Pada awal kekuasaan Yi Seong-gye, sekarang Raja Taejo, berniat melanjutkan penggunaan nama Goryeo untuk negara dan secara sederhana mengubah garis kekuasaan untuk keturunannya, lalu tetap melanjutkan 500 tahun kekuasaan Goryeo. Namun dengan banyaknya ancaman dari kelompok pro-rezim sebelumnya, yakni kelompok bangsawan Gwonmun, Raja Taejo akhirnya melakukan reformasi besar seluruh sistem dengan nama dinasti Joseon pada tahun 1393.

Dengan deklarasi kekuasaan baru, kerajaan sekarang menemui masalah dengan sisa-sisa keturunan dari keluarga Wang. Raja Taejo dan pejabatnya merasa bahwa legitimasi kepemimpinannya selalu dipermasalahkan oleh sisa-sisa anggota keluarga Goryeo, mereka harus menekan pemberontakan massa atau justru membahayakan kursi kepemimpinan mereka yang baru. Akhirnya, Raja Taejo menyuruh perdana menterinya Jeong Do-jeon memerintahkan semua keluarga Wang pergi ke pantai barat dan mengasingkan mereka semua ke pulau Ganghwa, dimana mereka diharapkan dapat hidup tenang dan jauh dari pemerintahan. Namun semua rencana itu rupanya jebakan, pada saat berlayar kapal dengan sengaja ditabrakkan ke karang sampai tenggelam bersama seluruh penumpangnya. Konon berdasarkan cerita rakyat beberapa anggota yang selamat dan mencapai daratan, mengganti nama marga mereka, Wang (王), menjadi Ok (玉) untuk menyembunyikan keturunan mereka.

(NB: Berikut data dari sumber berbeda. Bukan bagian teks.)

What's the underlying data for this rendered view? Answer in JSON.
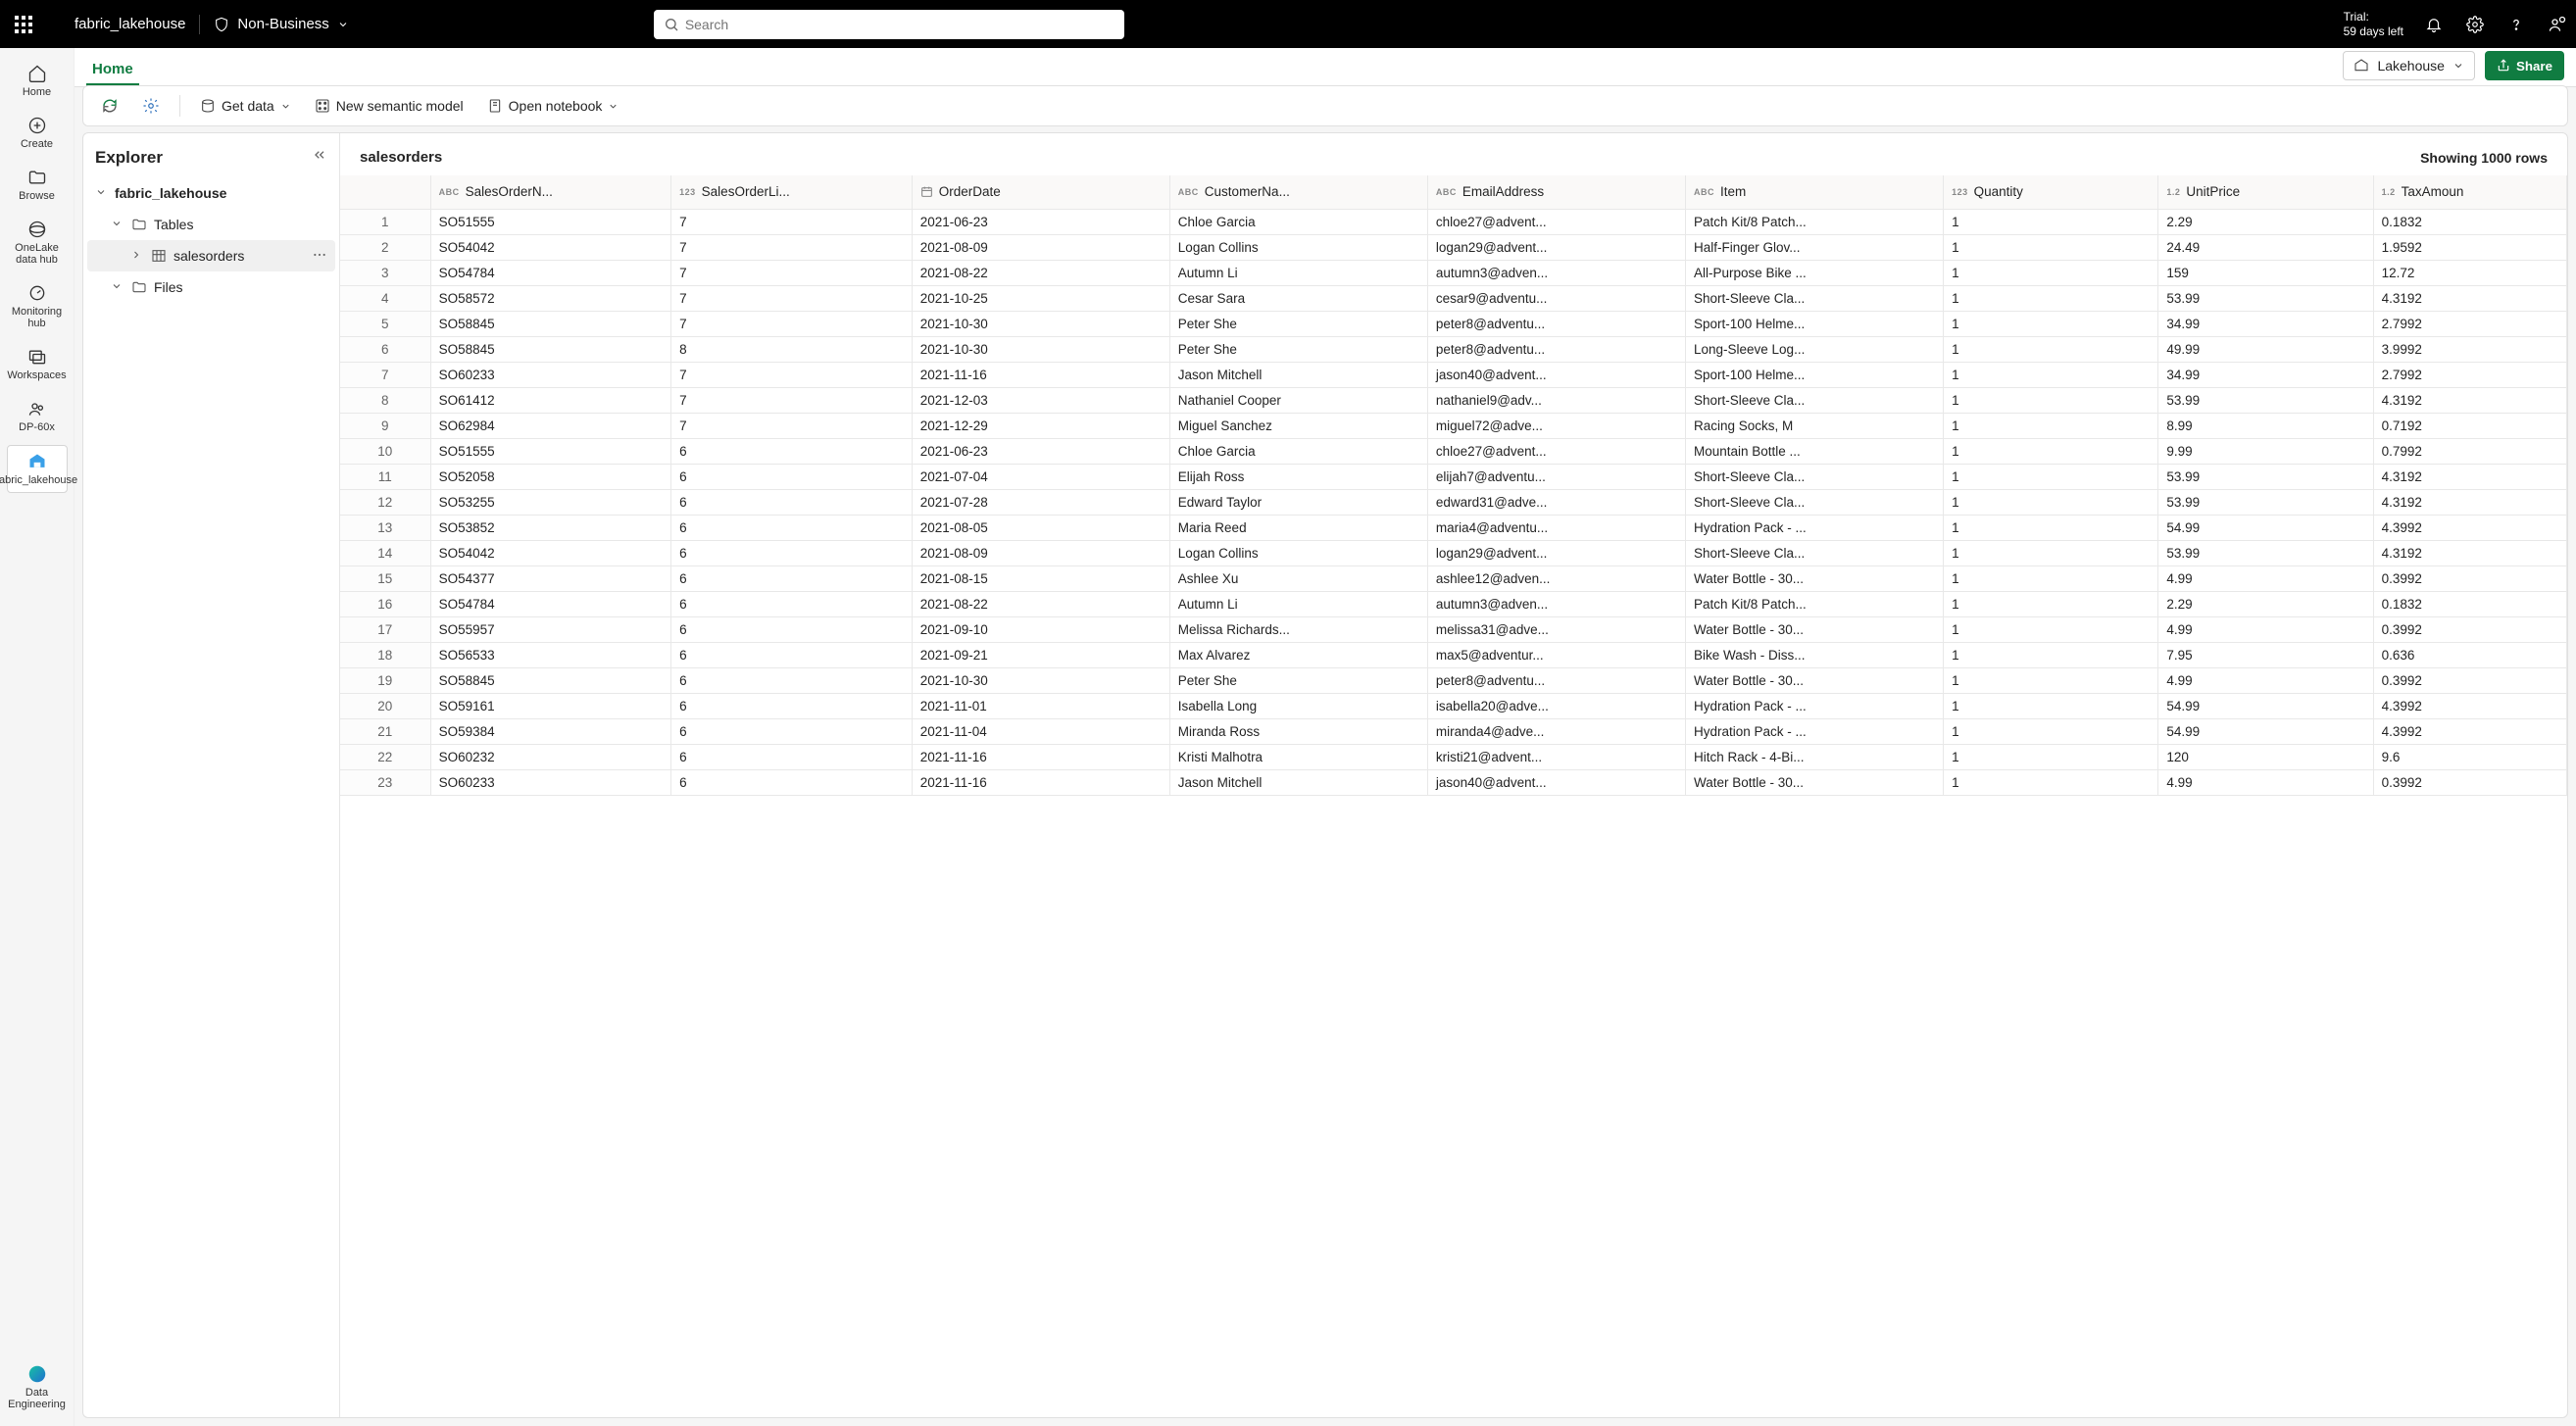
{
  "topbar": {
    "workspace_name": "fabric_lakehouse",
    "sensitivity_label": "Non-Business",
    "search_placeholder": "Search",
    "trial_label": "Trial:",
    "trial_remaining": "59 days left"
  },
  "secbar": {
    "tab_home": "Home",
    "lakehouse_label": "Lakehouse",
    "share_label": "Share"
  },
  "toolbar": {
    "get_data": "Get data",
    "new_semantic_model": "New semantic model",
    "open_notebook": "Open notebook"
  },
  "leftrail": {
    "items": [
      {
        "icon": "home",
        "label": "Home"
      },
      {
        "icon": "plus",
        "label": "Create"
      },
      {
        "icon": "folder",
        "label": "Browse"
      },
      {
        "icon": "onelake",
        "label": "OneLake data hub"
      },
      {
        "icon": "monitor",
        "label": "Monitoring hub"
      },
      {
        "icon": "workspaces",
        "label": "Workspaces"
      },
      {
        "icon": "group",
        "label": "DP-60x"
      },
      {
        "icon": "lakehouse",
        "label": "fabric_lakehouse"
      }
    ],
    "bottom": {
      "icon": "copilot",
      "label": "Data Engineering"
    }
  },
  "explorer": {
    "title": "Explorer",
    "root": "fabric_lakehouse",
    "tables_label": "Tables",
    "files_label": "Files",
    "selected_table": "salesorders"
  },
  "grid": {
    "title": "salesorders",
    "row_count_text": "Showing 1000 rows",
    "columns": [
      {
        "type": "ABC",
        "label": "SalesOrderN..."
      },
      {
        "type": "123",
        "label": "SalesOrderLi..."
      },
      {
        "type": "cal",
        "label": "OrderDate"
      },
      {
        "type": "ABC",
        "label": "CustomerNa..."
      },
      {
        "type": "ABC",
        "label": "EmailAddress"
      },
      {
        "type": "ABC",
        "label": "Item"
      },
      {
        "type": "123",
        "label": "Quantity"
      },
      {
        "type": "1.2",
        "label": "UnitPrice"
      },
      {
        "type": "1.2",
        "label": "TaxAmoun"
      }
    ],
    "rows": [
      [
        "SO51555",
        "7",
        "2021-06-23",
        "Chloe Garcia",
        "chloe27@advent...",
        "Patch Kit/8 Patch...",
        "1",
        "2.29",
        "0.1832"
      ],
      [
        "SO54042",
        "7",
        "2021-08-09",
        "Logan Collins",
        "logan29@advent...",
        "Half-Finger Glov...",
        "1",
        "24.49",
        "1.9592"
      ],
      [
        "SO54784",
        "7",
        "2021-08-22",
        "Autumn Li",
        "autumn3@adven...",
        "All-Purpose Bike ...",
        "1",
        "159",
        "12.72"
      ],
      [
        "SO58572",
        "7",
        "2021-10-25",
        "Cesar Sara",
        "cesar9@adventu...",
        "Short-Sleeve Cla...",
        "1",
        "53.99",
        "4.3192"
      ],
      [
        "SO58845",
        "7",
        "2021-10-30",
        "Peter She",
        "peter8@adventu...",
        "Sport-100 Helme...",
        "1",
        "34.99",
        "2.7992"
      ],
      [
        "SO58845",
        "8",
        "2021-10-30",
        "Peter She",
        "peter8@adventu...",
        "Long-Sleeve Log...",
        "1",
        "49.99",
        "3.9992"
      ],
      [
        "SO60233",
        "7",
        "2021-11-16",
        "Jason Mitchell",
        "jason40@advent...",
        "Sport-100 Helme...",
        "1",
        "34.99",
        "2.7992"
      ],
      [
        "SO61412",
        "7",
        "2021-12-03",
        "Nathaniel Cooper",
        "nathaniel9@adv...",
        "Short-Sleeve Cla...",
        "1",
        "53.99",
        "4.3192"
      ],
      [
        "SO62984",
        "7",
        "2021-12-29",
        "Miguel Sanchez",
        "miguel72@adve...",
        "Racing Socks, M",
        "1",
        "8.99",
        "0.7192"
      ],
      [
        "SO51555",
        "6",
        "2021-06-23",
        "Chloe Garcia",
        "chloe27@advent...",
        "Mountain Bottle ...",
        "1",
        "9.99",
        "0.7992"
      ],
      [
        "SO52058",
        "6",
        "2021-07-04",
        "Elijah Ross",
        "elijah7@adventu...",
        "Short-Sleeve Cla...",
        "1",
        "53.99",
        "4.3192"
      ],
      [
        "SO53255",
        "6",
        "2021-07-28",
        "Edward Taylor",
        "edward31@adve...",
        "Short-Sleeve Cla...",
        "1",
        "53.99",
        "4.3192"
      ],
      [
        "SO53852",
        "6",
        "2021-08-05",
        "Maria Reed",
        "maria4@adventu...",
        "Hydration Pack - ...",
        "1",
        "54.99",
        "4.3992"
      ],
      [
        "SO54042",
        "6",
        "2021-08-09",
        "Logan Collins",
        "logan29@advent...",
        "Short-Sleeve Cla...",
        "1",
        "53.99",
        "4.3192"
      ],
      [
        "SO54377",
        "6",
        "2021-08-15",
        "Ashlee Xu",
        "ashlee12@adven...",
        "Water Bottle - 30...",
        "1",
        "4.99",
        "0.3992"
      ],
      [
        "SO54784",
        "6",
        "2021-08-22",
        "Autumn Li",
        "autumn3@adven...",
        "Patch Kit/8 Patch...",
        "1",
        "2.29",
        "0.1832"
      ],
      [
        "SO55957",
        "6",
        "2021-09-10",
        "Melissa Richards...",
        "melissa31@adve...",
        "Water Bottle - 30...",
        "1",
        "4.99",
        "0.3992"
      ],
      [
        "SO56533",
        "6",
        "2021-09-21",
        "Max Alvarez",
        "max5@adventur...",
        "Bike Wash - Diss...",
        "1",
        "7.95",
        "0.636"
      ],
      [
        "SO58845",
        "6",
        "2021-10-30",
        "Peter She",
        "peter8@adventu...",
        "Water Bottle - 30...",
        "1",
        "4.99",
        "0.3992"
      ],
      [
        "SO59161",
        "6",
        "2021-11-01",
        "Isabella Long",
        "isabella20@adve...",
        "Hydration Pack - ...",
        "1",
        "54.99",
        "4.3992"
      ],
      [
        "SO59384",
        "6",
        "2021-11-04",
        "Miranda Ross",
        "miranda4@adve...",
        "Hydration Pack - ...",
        "1",
        "54.99",
        "4.3992"
      ],
      [
        "SO60232",
        "6",
        "2021-11-16",
        "Kristi Malhotra",
        "kristi21@advent...",
        "Hitch Rack - 4-Bi...",
        "1",
        "120",
        "9.6"
      ],
      [
        "SO60233",
        "6",
        "2021-11-16",
        "Jason Mitchell",
        "jason40@advent...",
        "Water Bottle - 30...",
        "1",
        "4.99",
        "0.3992"
      ]
    ]
  }
}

Setelah seluruh sisa keluarga dari Goryeo disingkirkan, Raja Taejo menginginkan ibukota baru. Walau Gaegyeong telah menjadi ibukota pemerintahan selama lebih dari 400 tahun, adalah tradisi untuk dinasti baru memindahkan ibukota ke lokasi baru menurut cara faengshui dan geomansi. Gaegyeong (kini Gaeseong di Korea Utara) dianggap sudah kehilangan energi untuk dijadikan pusat pemerintahan. Hasilnya, 3 tempat terpilih sebagai calon ibukota baru: kaki gunung Gyeryeong serta kota Muak dan Seoul. Lokasi di kaki gunung Gyeryeong ditolak setelah diketahui memiliki tanah yang kurang bagus dan kurangnya sarana komunikasi, sementara Muak dipertimbangkan serius sebelum akhinrya Raja Taejo memutuskan Hanyang sebagai tempat yang paling tepat. Hanyang dapat dengan mudah dicapai dari darat dan laut, berpusat di tengah-tengah semenanjung Korea dan dalam sejarahnya tempat ini dahulu selalu diperebutkan Tiga Kerajaan karena tanahnya yang subur. Selama berabad-abad Hanyang dipercaya adalah tempat yang penuh aliran energi geomansi yang baik. Ia bergunung-gunung di utara dan berbukit-bukit di selatan sebagai pelindung, dan diantaranya terdapat dataran lapang sehingga memenuhi kriteria poros utara-selatan. Hanyang dijadikan ibukota resmi tahun 1394 dan nama formalnya adalah Hanseong. Istana dibangun di kaki gunung Bugak. Wilayah yang dihuni harimau ini secara cepat dibangun dengan jalan, gerbang, jembatan, perumahan, fasilitas publik dan 5 istana besar yang semuanya diselesaikan tahun 1394. Sebelum berakhirnya pertengahan abad ke-15, semua fasilitas kota telah diselesaikan dan berjalan dengan baik.

Perselisihan awal

Raja Taejo punya 2 orang istri, yang keduanya memberikan putra. Istri pertamanya, Ratu Sinui, telah lebih dulu meninggal saat penggulingan Goryeo, namun ia melahirkan 6 orang anak laki-laki. Istri Raja Taejo setelah penobatan adalah Raja Sindeok, yang melahirkan 2 orang putra. Ketika dinasti yang baru disahkan dan memerintah negeri, Taejo memilih untuk mengangkat salah seorang penerusnya. Walau putranya yang ke-5 dari Ratu Sinui, Yi Bang-won telah berjasa besar dalam membantu sepak terjang ayahnya, namun sebenarnya Yi Bang-won bermusuhan dengan 2 tokoh penting raja dalam kerajaan, perdana menteri Jeong Do-jeon dan Nam eun. Kedua pihak, Yi Bang-won dan perdana menteri memelihara kebencian dan saling merasa terancam.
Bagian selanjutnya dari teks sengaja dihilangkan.